Der Antragsteller trägt die Kosten des Beschwerdeverfahrens.
Der Streitwert wird auch für das Beschwerdeverfahren auf 7.500,00 EUR festgesetzt.
Entscheidungsgründe
Die Beschwerde des Antragstellers gegen die Versagung vorläufigen Rechtsschutzes durch den Beschluss des Verwaltungsgerichts Münster vom 3.4.2017 wird verworfen.
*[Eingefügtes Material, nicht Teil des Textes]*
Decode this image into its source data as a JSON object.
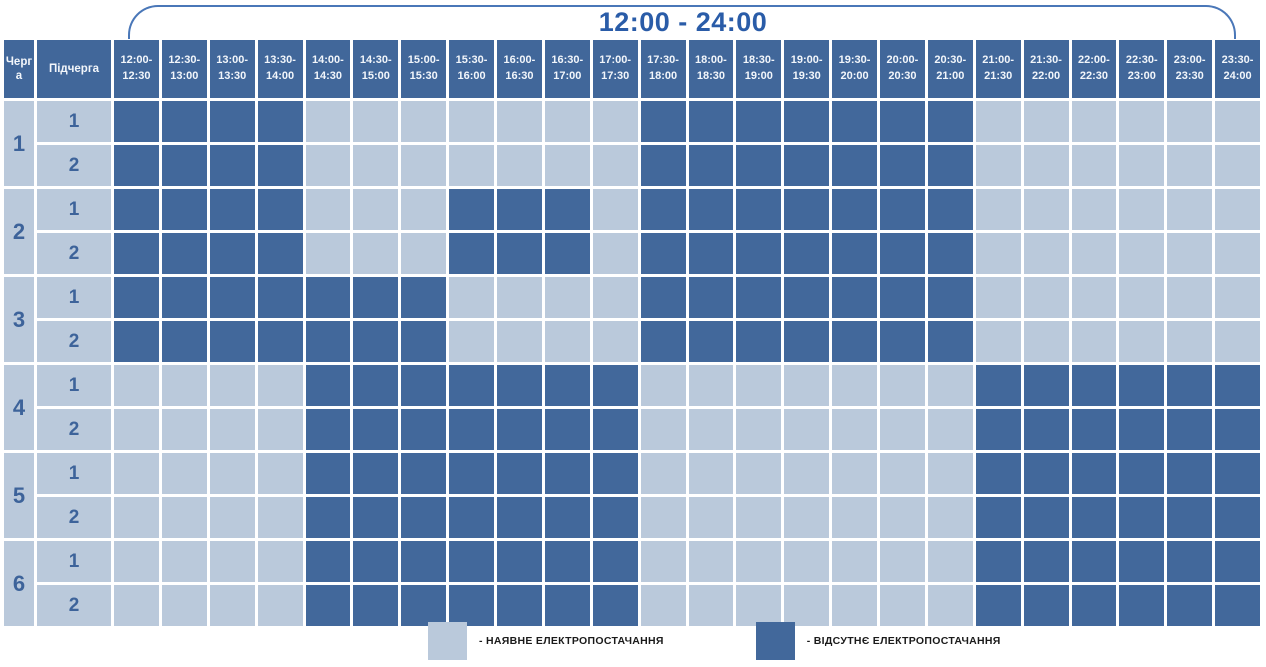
{
  "title": "12:00 - 24:00",
  "colors": {
    "power_available": "#BAC9DB",
    "power_absent": "#42689B",
    "header_background": "#41679A",
    "header_text": "#F2F6FB",
    "label_text": "#3D639A",
    "title_text": "#2A5CA8",
    "bracket_line": "#4A77B8",
    "gridline": "#FFFFFF"
  },
  "chart_data": {
    "type": "heatmap",
    "title": "12:00 - 24:00",
    "legend_position": "bottom",
    "row_header_labels": [
      "Черга",
      "Підчерга"
    ],
    "columns": [
      "12:00-12:30",
      "12:30-13:00",
      "13:00-13:30",
      "13:30-14:00",
      "14:00-14:30",
      "14:30-15:00",
      "15:00-15:30",
      "15:30-16:00",
      "16:00-16:30",
      "16:30-17:00",
      "17:00-17:30",
      "17:30-18:00",
      "18:00-18:30",
      "18:30-19:00",
      "19:00-19:30",
      "19:30-20:00",
      "20:00-20:30",
      "20:30-21:00",
      "21:00-21:30",
      "21:30-22:00",
      "22:00-22:30",
      "22:30-23:00",
      "23:00-23:30",
      "23:30-24:00"
    ],
    "cell_encoding": {
      "0": "наявне електропостачання (light)",
      "1": "відсутнє електропостачання (dark)"
    },
    "rows": [
      {
        "queue": "1",
        "subqueue": "1",
        "outage": "111100000001111111000000"
      },
      {
        "queue": "1",
        "subqueue": "2",
        "outage": "111100000001111111000000"
      },
      {
        "queue": "2",
        "subqueue": "1",
        "outage": "111100011101111111000000"
      },
      {
        "queue": "2",
        "subqueue": "2",
        "outage": "111100011101111111000000"
      },
      {
        "queue": "3",
        "subqueue": "1",
        "outage": "111111100001111111000000"
      },
      {
        "queue": "3",
        "subqueue": "2",
        "outage": "111111100001111111000000"
      },
      {
        "queue": "4",
        "subqueue": "1",
        "outage": "000011111110000000111111"
      },
      {
        "queue": "4",
        "subqueue": "2",
        "outage": "000011111110000000111111"
      },
      {
        "queue": "5",
        "subqueue": "1",
        "outage": "000011111110000000111111"
      },
      {
        "queue": "5",
        "subqueue": "2",
        "outage": "000011111110000000111111"
      },
      {
        "queue": "6",
        "subqueue": "1",
        "outage": "000011111110000000111111"
      },
      {
        "queue": "6",
        "subqueue": "2",
        "outage": "000011111110000000111111"
      }
    ],
    "legend": [
      {
        "color": "#BAC9DB",
        "label": "- НАЯВНЕ ЕЛЕКТРОПОСТАЧАННЯ"
      },
      {
        "color": "#42689B",
        "label": "- ВІДСУТНЄ ЕЛЕКТРОПОСТАЧАННЯ"
      }
    ]
  }
}
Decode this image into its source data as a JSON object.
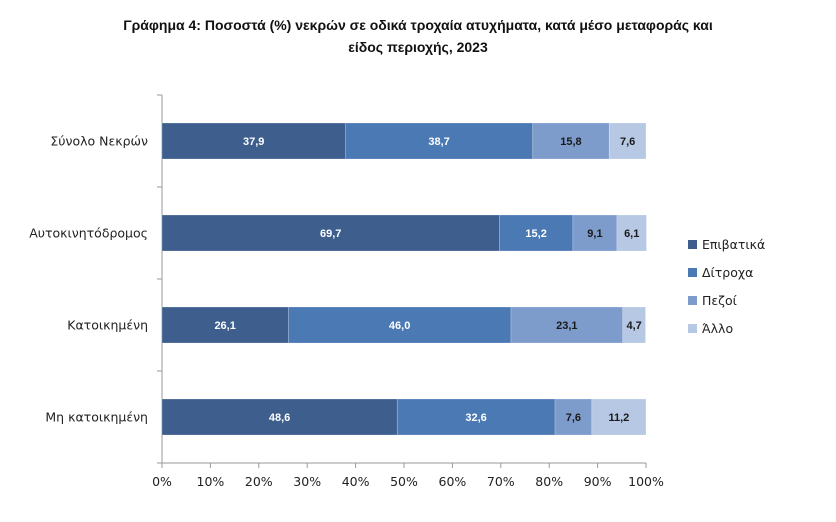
{
  "title_line1": "Γράφημα 4: Ποσοστά (%) νεκρών σε οδικά τροχαία ατυχήματα, κατά μέσο μεταφοράς και",
  "title_line2": "είδος περιοχής, 2023",
  "chart_data": {
    "type": "bar",
    "orientation": "horizontal",
    "stacked": "percent",
    "title": "Γράφημα 4: Ποσοστά (%) νεκρών σε οδικά τροχαία ατυχήματα, κατά μέσο μεταφοράς και είδος περιοχής, 2023",
    "categories": [
      "Σύνολο Νεκρών",
      "Αυτοκινητόδρομος",
      "Κατοικημένη",
      "Μη κατοικημένη"
    ],
    "series": [
      {
        "name": "Επιβατικά",
        "color": "#3e5f8e",
        "values": [
          37.9,
          69.7,
          26.1,
          48.6
        ],
        "labels": [
          "37,9",
          "69,7",
          "26,1",
          "48,6"
        ]
      },
      {
        "name": "Δίτροχα",
        "color": "#4a79b4",
        "values": [
          38.7,
          15.2,
          46.0,
          32.6
        ],
        "labels": [
          "38,7",
          "15,2",
          "46,0",
          "32,6"
        ]
      },
      {
        "name": "Πεζοί",
        "color": "#7e9ccb",
        "values": [
          15.8,
          9.1,
          23.1,
          7.6
        ],
        "labels": [
          "15,8",
          "9,1",
          "23,1",
          "7,6"
        ]
      },
      {
        "name": "Άλλο",
        "color": "#b6c8e3",
        "values": [
          7.6,
          6.1,
          4.7,
          11.2
        ],
        "labels": [
          "7,6",
          "6,1",
          "4,7",
          "11,2"
        ]
      }
    ],
    "xlim": [
      0,
      100
    ],
    "xticks": [
      "0%",
      "10%",
      "20%",
      "30%",
      "40%",
      "50%",
      "60%",
      "70%",
      "80%",
      "90%",
      "100%"
    ],
    "legend_position": "right",
    "grid": false
  }
}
Der Antragsteller trägt die Kosten des Beschwerdeverfahrens. Der Streitwert wird auch für das Beschwerdeverfahren auf 7.500,00 EUR festgesetzt. Die Beschwerde des Antragstellers ist unzulässig. Ihm fehlt das Rechtsschutzinteresse. Das Rechtsschutzinteresse ist zu verneinen, wenn die Inanspruchnahme gerichtlichen Rechtsschutzes nicht zu einer Verbesserung der Rechtsstellung des Antragstellers führen kann. Vgl. OVG NRW, Beschluss vom 9.6.2016 – 4 B 1437/15 –, GewArch 2016, 434 = juris, Rn. 3 f., m. w. N. Das ist hier der Fall. Der Antragsteller hat sein Gewerbe zum 1.5.2017 vollständig abgemeldet und trotz gerichtlicher Anfrage keine Anhaltspunkte dafür mitgeteilt, weshalb das Rechtsschutzinteresse an einer Wiederherstellung bzw. Anordnung der aufschiebenden Wirkung seiner Klage gleichwohl fortbestehen sollte. Ausgehend davon geht der Senat mangels abweichender Anhaltspunkte von einer Aufgabe der von der angefochtenen Ordnungsverfügung betroffenen Betriebsstätte aus. Vgl. auch OVG NRW, Beschluss vom 7.7.2016 – 4 B 172/16 –, juris, Rn. 4 f., m. w. N. Hat aber der Antragsteller seinen Gaststättenbetrieb aufgegeben, so beschwert es ihn nicht mehr, wenn er bis zum Abschluss des Klageverfahrens von der dafür erteilten Gaststättenerlaubnis keinen Gebrauch machen darf. Die Kostenentscheidung folgt aus § 154 Abs. 2 VwGO. Die Streitwertfestsetzung beruht auf §§ 47 Abs. 1, 52 Abs. 1, 53 Abs. 2 Nr. 2 GKG. Dieser Beschluss ist unanfechtbar (§ 152 Abs. 1 VwGO, § 68 Abs. 1 Satz 5 i. V. m. § 66 Abs. 3 Satz 3 GKG).